You might have heard that Alan Moore does not have the best
relationship with DC Comics recently. (For values of "recently" that
include the last twenty-plus years, and values of "not the best
relationship" that include Moore hurling actual attempted magickal
spells at them from his secret base in darkest Northampton.)
Nevertheless, he did some excellent stories for DC's various superheroes
back before they started thinking of ever-more-inventive ways to screw him
over, and DC has been reprinting them in various permutations over the
years.
The first semi-comprehensive collection was the 2003 Across the Universe, which had all of the secondary Moore DC-universe stories from the 1980s, but left out the two longer and best-known stories: The Killing Joke and the two-part "last Superman story" Whatever Happened to the Man of Tomorrow? That was then expanded into the 2006 DC Universe by Alan Moore, which added in those two missing pieces.
That was the book I thought I was buying. Instead I got the 2011 DC Universe by Alan Moore, which leaves out The Killing Joke
again (for no obvious reason), but adds in over two hundred pages of
minor Wildstorm comics from the late '90s that must have been cluttering
up the DC offices. There's an end-of-the-universe story that might be
good if you know who the characters are (besides the central one being
Yet Another Moore Superman Analog), the first four issues of Voodoo,
which are decent but very '90s, a strange three-part story about
someone being cloned into various other bodies to hill him/herself
repeatedly, and a silly short back-up piece from WildC.A.T.S. The art in particular on the Wildstorm-era comics has to be seen to be believed, and that's not a compliment.
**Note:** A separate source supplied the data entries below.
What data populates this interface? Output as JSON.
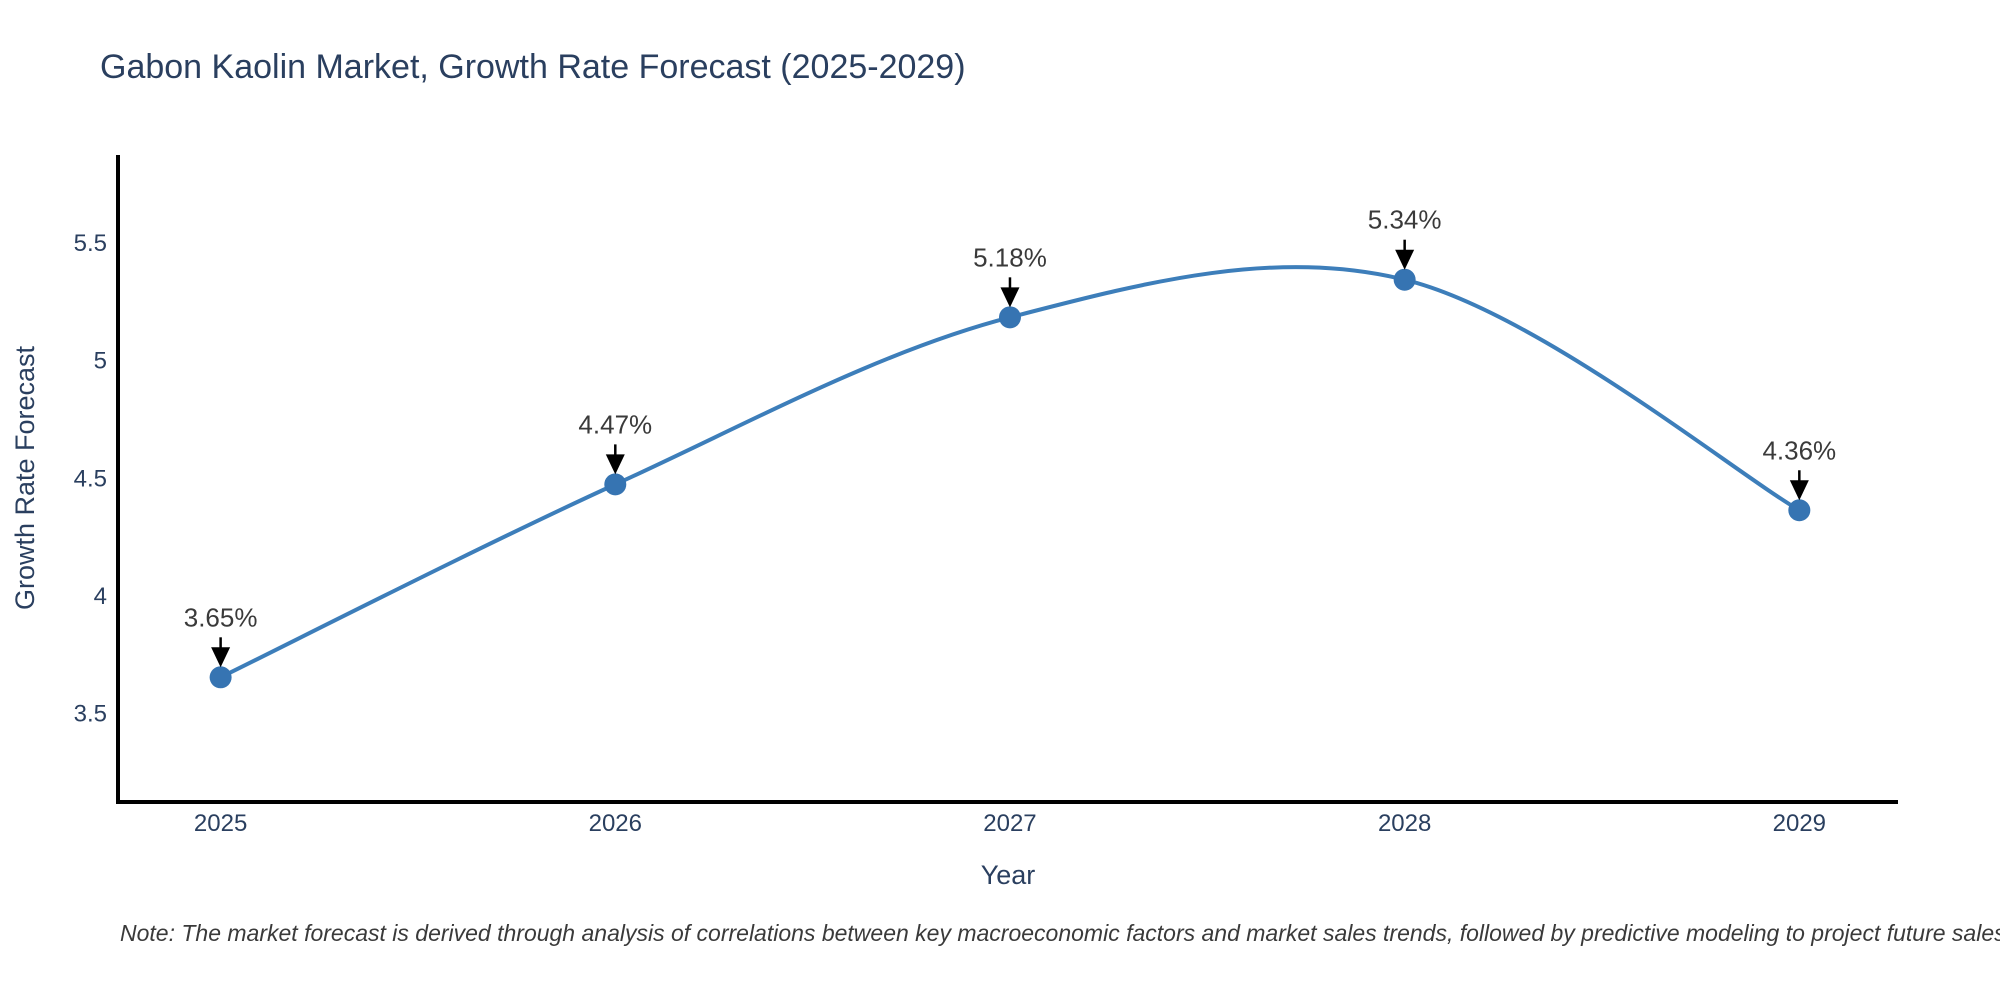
{
  "title": "Gabon Kaolin Market, Growth Rate Forecast (2025-2029)",
  "note": "Note: The market forecast is derived through analysis of correlations between key macroeconomic factors and market sales trends, followed by predictive modeling to project future sales",
  "chart_data": {
    "type": "line",
    "title": "Gabon Kaolin Market, Growth Rate Forecast (2025-2029)",
    "xlabel": "Year",
    "ylabel": "Growth Rate Forecast",
    "x": [
      2025,
      2026,
      2027,
      2028,
      2029
    ],
    "xtick_labels": [
      "2025",
      "2026",
      "2027",
      "2028",
      "2029"
    ],
    "values": [
      3.65,
      4.47,
      5.18,
      5.34,
      4.36
    ],
    "point_labels": [
      "3.65%",
      "4.47%",
      "5.18%",
      "5.34%",
      "4.36%"
    ],
    "yticks": [
      3.5,
      4,
      4.5,
      5,
      5.5
    ],
    "ytick_labels": [
      "3.5",
      "4",
      "4.5",
      "5",
      "5.5"
    ],
    "xlim": [
      2024.74,
      2029.25
    ],
    "ylim": [
      3.12,
      5.87
    ],
    "curve": "spline",
    "grid": false,
    "legend_position": "none",
    "line_color": "#3d7eba",
    "marker_color": "#3674b2",
    "axis_line_color": "#000000",
    "annotation_arrow_color": "#000000",
    "title_color": "#2a3f5f",
    "background_color": "#ffffff"
  }
}
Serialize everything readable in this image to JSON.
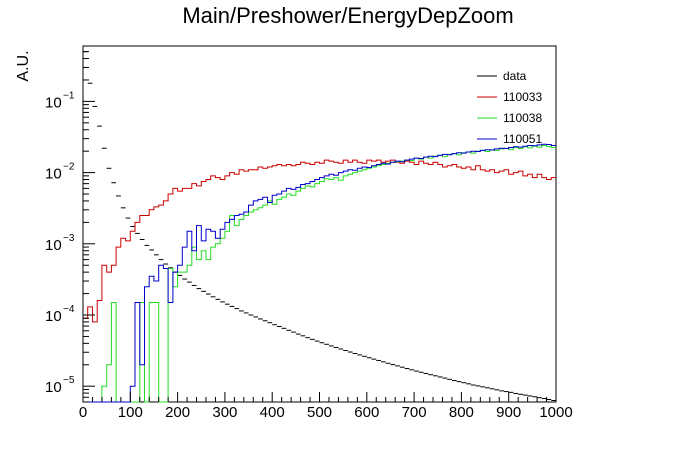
{
  "chart_data": {
    "type": "line",
    "title": "Main/Preshower/EnergyDepZoom",
    "xlabel": "",
    "ylabel": "A.U.",
    "xlim": [
      0,
      1000
    ],
    "ylim": [
      6e-06,
      0.6
    ],
    "yscale": "log",
    "grid": false,
    "legend_position": "top-right",
    "x_ticks": [
      0,
      100,
      200,
      300,
      400,
      500,
      600,
      700,
      800,
      900,
      1000
    ],
    "x_tick_labels": [
      "0",
      "100",
      "200",
      "300",
      "400",
      "500",
      "600",
      "700",
      "800",
      "900",
      "1000"
    ],
    "y_ticks": [
      {
        "value": 1e-05,
        "base": "10",
        "exp": "−5"
      },
      {
        "value": 0.0001,
        "base": "10",
        "exp": "−4"
      },
      {
        "value": 0.001,
        "base": "10",
        "exp": "−3"
      },
      {
        "value": 0.01,
        "base": "10",
        "exp": "−2"
      },
      {
        "value": 0.1,
        "base": "10",
        "exp": "−1"
      }
    ],
    "bin_width": 10,
    "series": [
      {
        "name": "data",
        "color": "#000000",
        "style": "points",
        "x": [
          5,
          15,
          25,
          35,
          45,
          55,
          65,
          75,
          85,
          95,
          105,
          115,
          125,
          135,
          145,
          155,
          165,
          175,
          185,
          195,
          205,
          215,
          225,
          235,
          245,
          255,
          265,
          275,
          285,
          295,
          305,
          315,
          325,
          335,
          345,
          355,
          365,
          375,
          385,
          395,
          405,
          415,
          425,
          435,
          445,
          455,
          465,
          475,
          485,
          495,
          505,
          515,
          525,
          535,
          545,
          555,
          565,
          575,
          585,
          595,
          605,
          615,
          625,
          635,
          645,
          655,
          665,
          675,
          685,
          695,
          705,
          715,
          725,
          735,
          745,
          755,
          765,
          775,
          785,
          795,
          805,
          815,
          825,
          835,
          845,
          855,
          865,
          875,
          885,
          895,
          905,
          915,
          925,
          935,
          945,
          955,
          965,
          975,
          985,
          995
        ],
        "y": [
          0.5,
          0.18,
          0.085,
          0.045,
          0.022,
          0.0115,
          0.0072,
          0.0047,
          0.0032,
          0.0023,
          0.00175,
          0.0014,
          0.00115,
          0.00095,
          0.00082,
          0.0007,
          0.0006,
          0.00052,
          0.00046,
          0.0004,
          0.00036,
          0.00032,
          0.00029,
          0.00026,
          0.000235,
          0.000215,
          0.000197,
          0.00018,
          0.000166,
          0.000153,
          0.000142,
          0.000132,
          0.000123,
          0.000114,
          0.000107,
          0.0001,
          9.4e-05,
          8.8e-05,
          8.3e-05,
          7.8e-05,
          7.3e-05,
          6.9e-05,
          6.5e-05,
          6.1e-05,
          5.75e-05,
          5.4e-05,
          5.1e-05,
          4.8e-05,
          4.55e-05,
          4.3e-05,
          4.08e-05,
          3.88e-05,
          3.68e-05,
          3.5e-05,
          3.33e-05,
          3.17e-05,
          3.02e-05,
          2.88e-05,
          2.75e-05,
          2.63e-05,
          2.51e-05,
          2.4e-05,
          2.3e-05,
          2.2e-05,
          2.1e-05,
          2.01e-05,
          1.93e-05,
          1.85e-05,
          1.77e-05,
          1.7e-05,
          1.63e-05,
          1.57e-05,
          1.51e-05,
          1.45e-05,
          1.4e-05,
          1.35e-05,
          1.3e-05,
          1.25e-05,
          1.2e-05,
          1.16e-05,
          1.12e-05,
          1.08e-05,
          1.04e-05,
          1.01e-05,
          9.8e-06,
          9.5e-06,
          9.2e-06,
          8.9e-06,
          8.6e-06,
          8.4e-06,
          8.2e-06,
          7.9e-06,
          7.7e-06,
          7.5e-06,
          7.3e-06,
          7.1e-06,
          6.9e-06,
          6.7e-06,
          6.5e-06,
          6.3e-06
        ]
      },
      {
        "name": "110033",
        "color": "#cc0000",
        "style": "step",
        "x": [
          5,
          15,
          25,
          35,
          45,
          55,
          65,
          75,
          85,
          95,
          105,
          115,
          125,
          135,
          145,
          155,
          165,
          175,
          185,
          195,
          205,
          215,
          225,
          235,
          245,
          255,
          265,
          275,
          285,
          295,
          305,
          315,
          325,
          335,
          345,
          355,
          365,
          375,
          385,
          395,
          405,
          415,
          425,
          435,
          445,
          455,
          465,
          475,
          485,
          495,
          505,
          515,
          525,
          535,
          545,
          555,
          565,
          575,
          585,
          595,
          605,
          615,
          625,
          635,
          645,
          655,
          665,
          675,
          685,
          695,
          705,
          715,
          725,
          735,
          745,
          755,
          765,
          775,
          785,
          795,
          805,
          815,
          825,
          835,
          845,
          855,
          865,
          875,
          885,
          895,
          905,
          915,
          925,
          935,
          945,
          955,
          965,
          975,
          985,
          995
        ],
        "y": [
          9e-05,
          0.00013,
          8e-05,
          0.00016,
          0.0005,
          0.0004,
          0.0005,
          0.0009,
          0.0012,
          0.0011,
          0.0015,
          0.002,
          0.0025,
          0.0025,
          0.003,
          0.0033,
          0.0035,
          0.004,
          0.005,
          0.006,
          0.0055,
          0.006,
          0.006,
          0.007,
          0.0065,
          0.0075,
          0.008,
          0.009,
          0.0085,
          0.008,
          0.009,
          0.01,
          0.0095,
          0.011,
          0.0105,
          0.011,
          0.011,
          0.012,
          0.0115,
          0.012,
          0.0125,
          0.013,
          0.0125,
          0.013,
          0.0125,
          0.013,
          0.014,
          0.0135,
          0.013,
          0.014,
          0.0135,
          0.015,
          0.0145,
          0.014,
          0.0135,
          0.015,
          0.014,
          0.015,
          0.014,
          0.0135,
          0.015,
          0.0145,
          0.015,
          0.014,
          0.0145,
          0.015,
          0.014,
          0.0135,
          0.0145,
          0.014,
          0.013,
          0.0145,
          0.0135,
          0.013,
          0.014,
          0.013,
          0.012,
          0.0125,
          0.013,
          0.012,
          0.0115,
          0.012,
          0.011,
          0.0125,
          0.011,
          0.0105,
          0.011,
          0.01,
          0.0105,
          0.011,
          0.0095,
          0.01,
          0.0105,
          0.009,
          0.0095,
          0.0085,
          0.0095,
          0.0085,
          0.008,
          0.0085
        ]
      },
      {
        "name": "110038",
        "color": "#22dd22",
        "style": "step",
        "x": [
          5,
          15,
          25,
          35,
          45,
          55,
          65,
          75,
          85,
          95,
          105,
          115,
          125,
          135,
          145,
          155,
          165,
          175,
          185,
          195,
          205,
          215,
          225,
          235,
          245,
          255,
          265,
          275,
          285,
          295,
          305,
          315,
          325,
          335,
          345,
          355,
          365,
          375,
          385,
          395,
          405,
          415,
          425,
          435,
          445,
          455,
          465,
          475,
          485,
          495,
          505,
          515,
          525,
          535,
          545,
          555,
          565,
          575,
          585,
          595,
          605,
          615,
          625,
          635,
          645,
          655,
          665,
          675,
          685,
          695,
          705,
          715,
          725,
          735,
          745,
          755,
          765,
          775,
          785,
          795,
          805,
          815,
          825,
          835,
          845,
          855,
          865,
          875,
          885,
          895,
          905,
          915,
          925,
          935,
          945,
          955,
          965,
          975,
          985,
          995
        ],
        "y": [
          0,
          0,
          0,
          0,
          1e-05,
          2e-05,
          0.00015,
          0,
          0,
          0,
          0,
          0,
          0.00015,
          0,
          0.00015,
          0.00015,
          0,
          0,
          0.00045,
          0.00025,
          0.0004,
          0.0004,
          0.0005,
          0.0009,
          0.0006,
          0.0008,
          0.0006,
          0.0009,
          0.001,
          0.0012,
          0.0015,
          0.0025,
          0.0018,
          0.0022,
          0.0025,
          0.0028,
          0.003,
          0.0032,
          0.0035,
          0.004,
          0.0036,
          0.0042,
          0.0045,
          0.005,
          0.0048,
          0.0055,
          0.006,
          0.0065,
          0.0063,
          0.007,
          0.0075,
          0.0082,
          0.008,
          0.0085,
          0.0078,
          0.009,
          0.0095,
          0.01,
          0.0105,
          0.011,
          0.0115,
          0.012,
          0.0125,
          0.013,
          0.0135,
          0.014,
          0.0142,
          0.0145,
          0.015,
          0.0148,
          0.016,
          0.0155,
          0.0165,
          0.016,
          0.017,
          0.0175,
          0.0168,
          0.018,
          0.0185,
          0.0178,
          0.019,
          0.0195,
          0.0188,
          0.02,
          0.0205,
          0.0198,
          0.021,
          0.0205,
          0.0215,
          0.022,
          0.021,
          0.0225,
          0.0218,
          0.023,
          0.0222,
          0.0235,
          0.0228,
          0.024,
          0.0232,
          0.0225
        ]
      },
      {
        "name": "110051",
        "color": "#0000cc",
        "style": "step",
        "x": [
          5,
          15,
          25,
          35,
          45,
          55,
          65,
          75,
          85,
          95,
          105,
          115,
          125,
          135,
          145,
          155,
          165,
          175,
          185,
          195,
          205,
          215,
          225,
          235,
          245,
          255,
          265,
          275,
          285,
          295,
          305,
          315,
          325,
          335,
          345,
          355,
          365,
          375,
          385,
          395,
          405,
          415,
          425,
          435,
          445,
          455,
          465,
          475,
          485,
          495,
          505,
          515,
          525,
          535,
          545,
          555,
          565,
          575,
          585,
          595,
          605,
          615,
          625,
          635,
          645,
          655,
          665,
          675,
          685,
          695,
          705,
          715,
          725,
          735,
          745,
          755,
          765,
          775,
          785,
          795,
          805,
          815,
          825,
          835,
          845,
          855,
          865,
          875,
          885,
          895,
          905,
          915,
          925,
          935,
          945,
          955,
          965,
          975,
          985,
          995
        ],
        "y": [
          0,
          0,
          0,
          0,
          0,
          0,
          0,
          0,
          0,
          0,
          1e-05,
          0.00015,
          2e-05,
          0.00025,
          0.00035,
          0.0003,
          0.0005,
          0.00045,
          0.00015,
          0.0004,
          0.0005,
          0.0009,
          0.0015,
          0.0008,
          0.0018,
          0.0011,
          0.0016,
          0.0015,
          0.0012,
          0.0016,
          0.002,
          0.0022,
          0.0025,
          0.0026,
          0.0028,
          0.0035,
          0.004,
          0.0042,
          0.0045,
          0.0038,
          0.0048,
          0.005,
          0.0055,
          0.006,
          0.0058,
          0.0062,
          0.0068,
          0.007,
          0.0075,
          0.008,
          0.0085,
          0.009,
          0.0095,
          0.0092,
          0.01,
          0.0105,
          0.011,
          0.0108,
          0.0115,
          0.012,
          0.0118,
          0.0125,
          0.013,
          0.0135,
          0.0132,
          0.014,
          0.0145,
          0.0142,
          0.015,
          0.0155,
          0.016,
          0.0158,
          0.0165,
          0.017,
          0.0168,
          0.0175,
          0.018,
          0.0178,
          0.0185,
          0.019,
          0.0188,
          0.0195,
          0.02,
          0.0198,
          0.0205,
          0.021,
          0.0208,
          0.0215,
          0.022,
          0.0218,
          0.0225,
          0.023,
          0.0228,
          0.0235,
          0.024,
          0.0238,
          0.0245,
          0.025,
          0.0248,
          0.024
        ]
      }
    ]
  }
}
Luckily, no one will buy the book for that stuff anyway. We also didn't buy it for the more obscure '80s stuff -- the two-part Green Arrow story, the two-part Vigilante story, a couple of Omega Men back-ups. Most people who aren't me won't even care about the Superman-Swamp Thing team-up from DC Comics Presents, "The Jungle Line," but they're just deprived. Even the Batman/Clayface story here isn't the draw.
No, what's really important here is Whatever Happened to the Man of Tomorrow?,
the ultimate Silver Age story, and "For the Man Who Has Everything,"
possibly the best Superman story ever. (I also entertain the possibility
it could be Elliott S! Maggin's novel Miracle Monday.) And the
Green Lantern stories are fun, too -- "Mogo Doesn't Socialize," about
the biggest lantern; "Tygers," which explains why Abin Sur was using a
spaceship when he died and has the unique distinction of having Kevin
O'Neill's entire drawing style rejected by the Comics Code Authority;
and "In Blackest Night," about the Green Lantern who actually belongs to
a slightly different organization.
Alan Moore probably doesn't really want you to read any of that. But, then, Franz Kafka didn't want us to read anything
he'd written, and we don't listen to him, either. These are good comics
stories in an '80s superhero mode, as "reality" was starting to be
taken seriously and caption boxes were expanding to incredible
dimensions. They're not the greatest comics ever -- hardly anything is
-- but they're very good for what they are, and showed some light at a
time when it looked like comics could keep getting better like this. That turned out to not be true, but it wasn't Alan Moore's fault: he pushed as hard as he could in the right direction for a long time.